James Winning McMillan
James Winning McMillan, a native of Clark County, Kentucky, was born on April 28, 1825. A wanderer, he was never in one place for long. He fought in the Mexican War first as a sergeant of the 4th Illinois and later as a private in a battalion of Louisiana volunteers; honorably discharged in 1848, he went to Indiana and engaged in business at various and sundry places. In 1861 the 21st Indiana was organized at Indianapolis and he was appointed its colonel. The following spring the regiment took part in Benjamin F. Butler's occupation of New Orleans and on August 5, 1862, sustained 126 casualties while aiding in the defense of Baton Rouge against the attack by John C. Breckinridge.- His command was next stationed at Berwick Bay until February, 1863; on April 4, 1863, McMillan was promoted brigadier general to rank from November 29, 1862. From March to May, 1864, he commanded a brigade, and at times the 1st Division, of Emory's XIX Corps, in N. P. Banks's ill-fated Red River expedition.
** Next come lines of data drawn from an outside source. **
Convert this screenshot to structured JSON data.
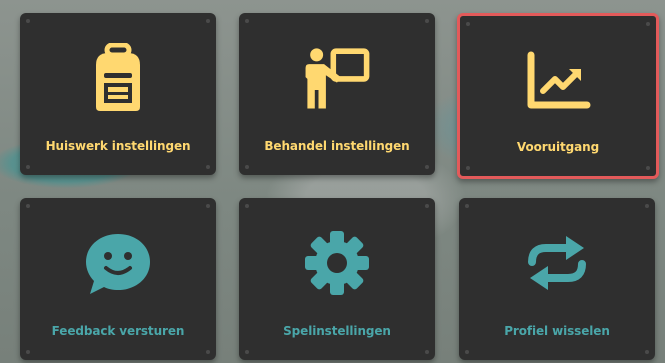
{
  "menu": {
    "tiles": [
      {
        "label": "Huiswerk instellingen",
        "icon": "backpack-icon",
        "color": "#ffd870",
        "selected": false
      },
      {
        "label": "Behandel instellingen",
        "icon": "teacher-board-icon",
        "color": "#ffd870",
        "selected": false
      },
      {
        "label": "Vooruitgang",
        "icon": "progress-chart-icon",
        "color": "#ffd870",
        "selected": true
      },
      {
        "label": "Feedback versturen",
        "icon": "smiley-chat-icon",
        "color": "#4aa6a9",
        "selected": false
      },
      {
        "label": "Spelinstellingen",
        "icon": "gear-icon",
        "color": "#4aa6a9",
        "selected": false
      },
      {
        "label": "Profiel wisselen",
        "icon": "swap-arrows-icon",
        "color": "#4aa6a9",
        "selected": false
      }
    ]
  },
  "colors": {
    "tile_bg": "#2f2f2f",
    "selected_border": "#e35a5a",
    "yellow_accent": "#ffd870",
    "teal_accent": "#4aa6a9"
  }
}
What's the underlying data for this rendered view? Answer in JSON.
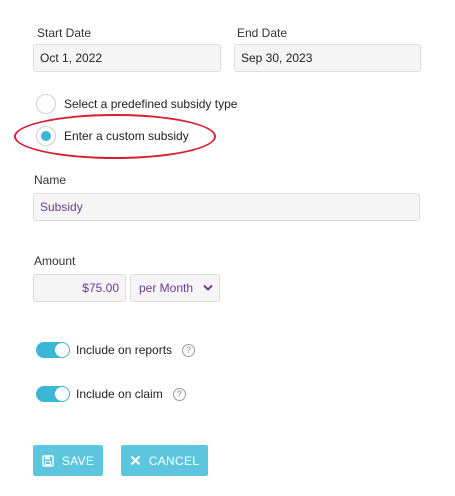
{
  "dates": {
    "start_label": "Start Date",
    "start_value": "Oct 1, 2022",
    "end_label": "End Date",
    "end_value": "Sep 30, 2023"
  },
  "subsidy_type": {
    "options": [
      {
        "label": "Select a predefined subsidy type",
        "checked": false
      },
      {
        "label": "Enter a custom subsidy",
        "checked": true
      }
    ]
  },
  "name": {
    "label": "Name",
    "value": "Subsidy"
  },
  "amount": {
    "label": "Amount",
    "value": "$75.00",
    "period": "per Month"
  },
  "toggles": [
    {
      "label": "Include on reports",
      "on": true,
      "help": "?"
    },
    {
      "label": "Include on claim",
      "on": true,
      "help": "?"
    }
  ],
  "actions": {
    "save_label": "SAVE",
    "cancel_label": "CANCEL"
  },
  "colors": {
    "accent": "#3cb6d7",
    "button": "#5cc6df",
    "value_text": "#6f3b8f",
    "highlight_ellipse": "#d6202f"
  }
}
During this expedition he fought gallantly at Mansfield, Pleasant Hill, and Monett's Ferry; at the battle of Mansfield (Sabine Cross-Roads) the 1st Division did much to stem the panicky Federal retreat from the battlefield. In July, 1864, the XIX Corps was ordered to the Shenandoah Valley of Virginia to serve under Philip Sheridan; McMillan, now in permanent command of the division, fought well at Winchester, and- at Cedar Creek, and had his greatest day when the savage assault of Jubal Early's Confederates threatened for a time to rout Sheridan's whole army. The lightly regarded XIX Corps was driven from its camp, but McMillan deployed his division so as to give troops in rear an opportunity to form a front. Following this campaign he commanded the 1st Division of the Department of West Virginia with headquarters at Grafton until the end of the war. In March, 1865, he was brevetted major general and resigned his commission in May. After the war he resided for a time in Kansas, but in 1875 was appointed a member of the board of review in the pension office in Washington. General McMillan held this position until his death on March 9, 1903. He was buried in Arlington National Cemetery.
Reference: Generals in Blue. Lives of the Union Commanders by Ezra J. Warner. Louisiana State University Press. Baton Rouge.